His press conference, announcing that he would not run after all, showed that he is never bland. Cuomo sometimes runs a press conference like a seminar, grading his pupil-reporters as he makes them recite. But at his best he can orchestrate these sessions with a wit and bravura to match John Kennedy’s in his famous joustings with the press. Cuomo, characteristically, let us see what we would be missing as he lovingly kissed his presidential bid goodbye.

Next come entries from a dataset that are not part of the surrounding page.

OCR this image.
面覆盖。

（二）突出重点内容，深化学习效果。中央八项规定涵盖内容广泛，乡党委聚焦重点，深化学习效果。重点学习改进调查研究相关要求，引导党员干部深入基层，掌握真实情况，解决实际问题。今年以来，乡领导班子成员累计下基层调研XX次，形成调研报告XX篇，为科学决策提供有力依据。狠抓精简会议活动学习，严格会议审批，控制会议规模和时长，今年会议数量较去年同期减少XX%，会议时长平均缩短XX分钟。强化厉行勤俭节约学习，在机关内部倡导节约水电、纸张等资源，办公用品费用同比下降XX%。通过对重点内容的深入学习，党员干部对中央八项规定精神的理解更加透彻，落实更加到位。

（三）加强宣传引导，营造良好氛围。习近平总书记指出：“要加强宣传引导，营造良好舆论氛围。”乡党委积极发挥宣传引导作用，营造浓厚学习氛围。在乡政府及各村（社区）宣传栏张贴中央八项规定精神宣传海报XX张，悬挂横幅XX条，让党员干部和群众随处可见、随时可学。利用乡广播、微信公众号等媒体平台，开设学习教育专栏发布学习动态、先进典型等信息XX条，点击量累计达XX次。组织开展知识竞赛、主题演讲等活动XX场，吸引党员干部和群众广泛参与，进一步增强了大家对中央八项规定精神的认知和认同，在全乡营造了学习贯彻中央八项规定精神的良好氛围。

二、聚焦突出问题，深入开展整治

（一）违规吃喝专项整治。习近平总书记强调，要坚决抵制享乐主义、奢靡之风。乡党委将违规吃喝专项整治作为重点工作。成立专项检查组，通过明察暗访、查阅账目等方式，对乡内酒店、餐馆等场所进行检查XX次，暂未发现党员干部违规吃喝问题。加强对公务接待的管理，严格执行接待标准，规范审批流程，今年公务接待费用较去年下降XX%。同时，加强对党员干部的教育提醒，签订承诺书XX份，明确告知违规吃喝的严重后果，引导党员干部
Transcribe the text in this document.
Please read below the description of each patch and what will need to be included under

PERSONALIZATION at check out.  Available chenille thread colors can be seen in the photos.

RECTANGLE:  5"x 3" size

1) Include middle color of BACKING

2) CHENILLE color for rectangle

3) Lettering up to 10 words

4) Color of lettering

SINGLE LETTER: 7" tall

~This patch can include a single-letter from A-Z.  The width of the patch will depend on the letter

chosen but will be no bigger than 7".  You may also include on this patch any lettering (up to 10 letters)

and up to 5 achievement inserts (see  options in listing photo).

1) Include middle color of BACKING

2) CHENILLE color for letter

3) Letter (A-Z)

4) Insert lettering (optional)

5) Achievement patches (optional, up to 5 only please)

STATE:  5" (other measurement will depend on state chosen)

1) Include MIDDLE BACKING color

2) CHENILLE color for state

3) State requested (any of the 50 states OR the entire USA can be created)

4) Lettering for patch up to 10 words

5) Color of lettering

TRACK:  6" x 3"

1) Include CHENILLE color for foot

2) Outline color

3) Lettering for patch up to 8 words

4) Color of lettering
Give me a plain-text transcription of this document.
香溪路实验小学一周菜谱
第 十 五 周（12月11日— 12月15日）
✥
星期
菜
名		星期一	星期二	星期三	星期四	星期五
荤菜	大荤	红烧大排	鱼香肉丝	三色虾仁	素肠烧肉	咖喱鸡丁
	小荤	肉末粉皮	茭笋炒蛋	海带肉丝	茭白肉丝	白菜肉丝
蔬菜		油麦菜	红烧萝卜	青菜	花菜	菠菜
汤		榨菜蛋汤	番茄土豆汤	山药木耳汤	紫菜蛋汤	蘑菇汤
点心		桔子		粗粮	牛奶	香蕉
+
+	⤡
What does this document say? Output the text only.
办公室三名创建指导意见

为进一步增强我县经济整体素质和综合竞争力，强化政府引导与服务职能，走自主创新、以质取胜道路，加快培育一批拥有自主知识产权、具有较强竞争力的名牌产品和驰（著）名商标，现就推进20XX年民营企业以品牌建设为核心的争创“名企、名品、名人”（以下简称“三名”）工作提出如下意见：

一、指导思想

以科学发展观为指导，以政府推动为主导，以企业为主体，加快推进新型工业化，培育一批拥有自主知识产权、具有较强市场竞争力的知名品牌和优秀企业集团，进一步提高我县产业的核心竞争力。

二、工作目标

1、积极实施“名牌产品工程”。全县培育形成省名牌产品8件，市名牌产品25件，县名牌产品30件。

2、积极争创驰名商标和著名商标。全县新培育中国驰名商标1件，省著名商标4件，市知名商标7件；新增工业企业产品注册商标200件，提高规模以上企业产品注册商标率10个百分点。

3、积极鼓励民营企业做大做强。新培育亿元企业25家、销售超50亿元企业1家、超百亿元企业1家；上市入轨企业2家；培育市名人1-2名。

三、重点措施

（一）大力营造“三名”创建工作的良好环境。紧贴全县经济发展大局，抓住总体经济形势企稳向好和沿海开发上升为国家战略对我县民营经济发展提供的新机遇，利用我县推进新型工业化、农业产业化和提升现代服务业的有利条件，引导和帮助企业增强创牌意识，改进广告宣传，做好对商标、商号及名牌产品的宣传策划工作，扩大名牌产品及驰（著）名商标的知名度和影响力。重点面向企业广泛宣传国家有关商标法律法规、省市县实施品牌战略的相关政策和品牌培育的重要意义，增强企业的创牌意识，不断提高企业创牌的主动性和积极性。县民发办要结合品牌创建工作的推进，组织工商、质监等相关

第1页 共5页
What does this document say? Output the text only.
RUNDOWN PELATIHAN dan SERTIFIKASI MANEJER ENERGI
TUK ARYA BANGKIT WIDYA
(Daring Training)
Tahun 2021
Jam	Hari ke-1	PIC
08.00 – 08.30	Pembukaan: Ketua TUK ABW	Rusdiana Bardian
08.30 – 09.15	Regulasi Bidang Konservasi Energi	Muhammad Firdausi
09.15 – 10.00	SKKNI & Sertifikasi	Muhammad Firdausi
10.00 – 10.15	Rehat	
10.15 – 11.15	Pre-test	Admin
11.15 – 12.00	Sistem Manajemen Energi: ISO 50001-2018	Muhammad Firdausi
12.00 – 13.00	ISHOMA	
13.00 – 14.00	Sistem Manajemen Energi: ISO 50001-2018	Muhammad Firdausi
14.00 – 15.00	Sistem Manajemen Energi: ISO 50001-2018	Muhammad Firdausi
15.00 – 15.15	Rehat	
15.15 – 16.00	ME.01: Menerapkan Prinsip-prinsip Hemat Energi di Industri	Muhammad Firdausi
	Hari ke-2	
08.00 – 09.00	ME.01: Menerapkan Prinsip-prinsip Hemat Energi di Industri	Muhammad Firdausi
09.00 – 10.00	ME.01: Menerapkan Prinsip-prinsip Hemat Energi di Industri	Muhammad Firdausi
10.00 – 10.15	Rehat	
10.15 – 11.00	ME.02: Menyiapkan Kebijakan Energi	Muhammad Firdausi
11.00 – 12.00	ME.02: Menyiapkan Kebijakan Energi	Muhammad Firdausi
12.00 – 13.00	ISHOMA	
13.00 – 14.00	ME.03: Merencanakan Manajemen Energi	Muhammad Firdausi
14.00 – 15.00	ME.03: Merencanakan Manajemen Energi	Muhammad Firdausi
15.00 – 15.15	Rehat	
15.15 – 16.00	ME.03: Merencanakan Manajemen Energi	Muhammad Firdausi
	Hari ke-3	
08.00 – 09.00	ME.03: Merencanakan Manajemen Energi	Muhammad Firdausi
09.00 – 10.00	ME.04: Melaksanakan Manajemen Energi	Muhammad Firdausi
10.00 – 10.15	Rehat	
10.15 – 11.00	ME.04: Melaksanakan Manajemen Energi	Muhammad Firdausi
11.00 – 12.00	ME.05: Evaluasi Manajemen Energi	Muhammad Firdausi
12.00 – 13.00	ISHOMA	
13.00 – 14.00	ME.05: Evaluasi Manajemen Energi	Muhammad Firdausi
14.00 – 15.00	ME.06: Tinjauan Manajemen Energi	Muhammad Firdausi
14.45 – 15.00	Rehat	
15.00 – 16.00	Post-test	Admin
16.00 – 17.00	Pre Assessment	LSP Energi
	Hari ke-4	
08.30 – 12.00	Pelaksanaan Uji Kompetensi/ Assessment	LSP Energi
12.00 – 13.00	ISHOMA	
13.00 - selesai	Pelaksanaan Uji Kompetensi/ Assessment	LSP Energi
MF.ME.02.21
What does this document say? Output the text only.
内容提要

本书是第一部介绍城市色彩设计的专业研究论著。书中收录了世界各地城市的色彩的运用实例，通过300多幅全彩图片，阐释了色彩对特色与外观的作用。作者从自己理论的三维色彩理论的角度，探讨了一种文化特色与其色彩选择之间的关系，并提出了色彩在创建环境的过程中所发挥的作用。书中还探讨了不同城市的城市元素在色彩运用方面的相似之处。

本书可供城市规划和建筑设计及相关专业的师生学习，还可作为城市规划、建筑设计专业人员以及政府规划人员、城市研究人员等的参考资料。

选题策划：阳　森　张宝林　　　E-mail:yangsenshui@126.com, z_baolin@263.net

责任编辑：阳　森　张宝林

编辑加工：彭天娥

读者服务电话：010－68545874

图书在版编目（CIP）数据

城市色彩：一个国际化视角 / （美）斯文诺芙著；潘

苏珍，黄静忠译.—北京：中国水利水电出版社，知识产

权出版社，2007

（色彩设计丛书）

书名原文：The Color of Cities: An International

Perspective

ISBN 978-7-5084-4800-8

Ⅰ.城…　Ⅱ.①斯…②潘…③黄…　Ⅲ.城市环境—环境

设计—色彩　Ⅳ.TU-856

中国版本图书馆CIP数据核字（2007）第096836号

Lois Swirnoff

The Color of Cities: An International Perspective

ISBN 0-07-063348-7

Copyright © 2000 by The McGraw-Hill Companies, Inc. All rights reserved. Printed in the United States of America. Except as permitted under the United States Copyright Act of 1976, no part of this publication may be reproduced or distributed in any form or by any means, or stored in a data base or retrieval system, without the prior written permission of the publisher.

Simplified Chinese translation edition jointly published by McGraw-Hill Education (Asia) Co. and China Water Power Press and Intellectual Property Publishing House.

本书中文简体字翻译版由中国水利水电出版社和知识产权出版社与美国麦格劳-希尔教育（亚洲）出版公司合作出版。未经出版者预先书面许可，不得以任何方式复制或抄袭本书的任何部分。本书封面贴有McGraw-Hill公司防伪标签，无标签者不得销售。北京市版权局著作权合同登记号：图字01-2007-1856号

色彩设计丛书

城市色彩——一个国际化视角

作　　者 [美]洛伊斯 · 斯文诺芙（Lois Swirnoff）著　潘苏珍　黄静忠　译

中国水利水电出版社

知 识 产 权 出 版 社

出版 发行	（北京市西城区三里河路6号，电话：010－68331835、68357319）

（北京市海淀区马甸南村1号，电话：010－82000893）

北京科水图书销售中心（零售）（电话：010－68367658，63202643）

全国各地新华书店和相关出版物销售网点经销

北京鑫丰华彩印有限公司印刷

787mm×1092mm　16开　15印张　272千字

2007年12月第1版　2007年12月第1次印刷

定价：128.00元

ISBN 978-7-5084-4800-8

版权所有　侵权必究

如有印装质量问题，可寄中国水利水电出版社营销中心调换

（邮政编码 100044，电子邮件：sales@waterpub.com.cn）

Why wouldn’t he run? The New York budget is a real (though not an insuperable) obstacle. Even in the interview in which he described with relish the prospect of running, he made little counterarguments that had nothing to do with the budget. “I think I can make the case against Bush: Can I make it in twenty-nine-second sound bites? Maybe not.” The system does not allow intelligent discussion. His office does that. His press room. The turf he controls. Cuomo, for all his quick mind, humane instincts, decency, honesty, is essentially provincial. His mind acts rapidly in the small arena he prefers. He is not at ease when he cannot be setting the terms of each encounter, even if it is only a conversation with a reporter. He tries to write the article for an interviewer while the interviewer tries to ask questions. “You haven’t got anything yet,” he will cheerfully observe. One cannot get what he will not give.

Besides the young staff he can test and chide and tutor, Cuomo has few around him who can challenge him. His closest adviser is his son Andrew. His old friend from law-clerking days, Fabian Palomino, carries on non-stop teasing with Cuomo which sounds like a catcher’s banter to keep a pitcher “up,” or like the locker-room boasts and bets that—with the ribaldry removed—Cuomo’s daily conversations resemble. It is a small world of intense mutual challenge and joshing friction—and much of it is just plain wasted energy. An outsider who spends time in that atmosphere soon feels claustrophobic. But for Cuomo it is home; and, like the Italians he first defended with passion, he is not leaving home.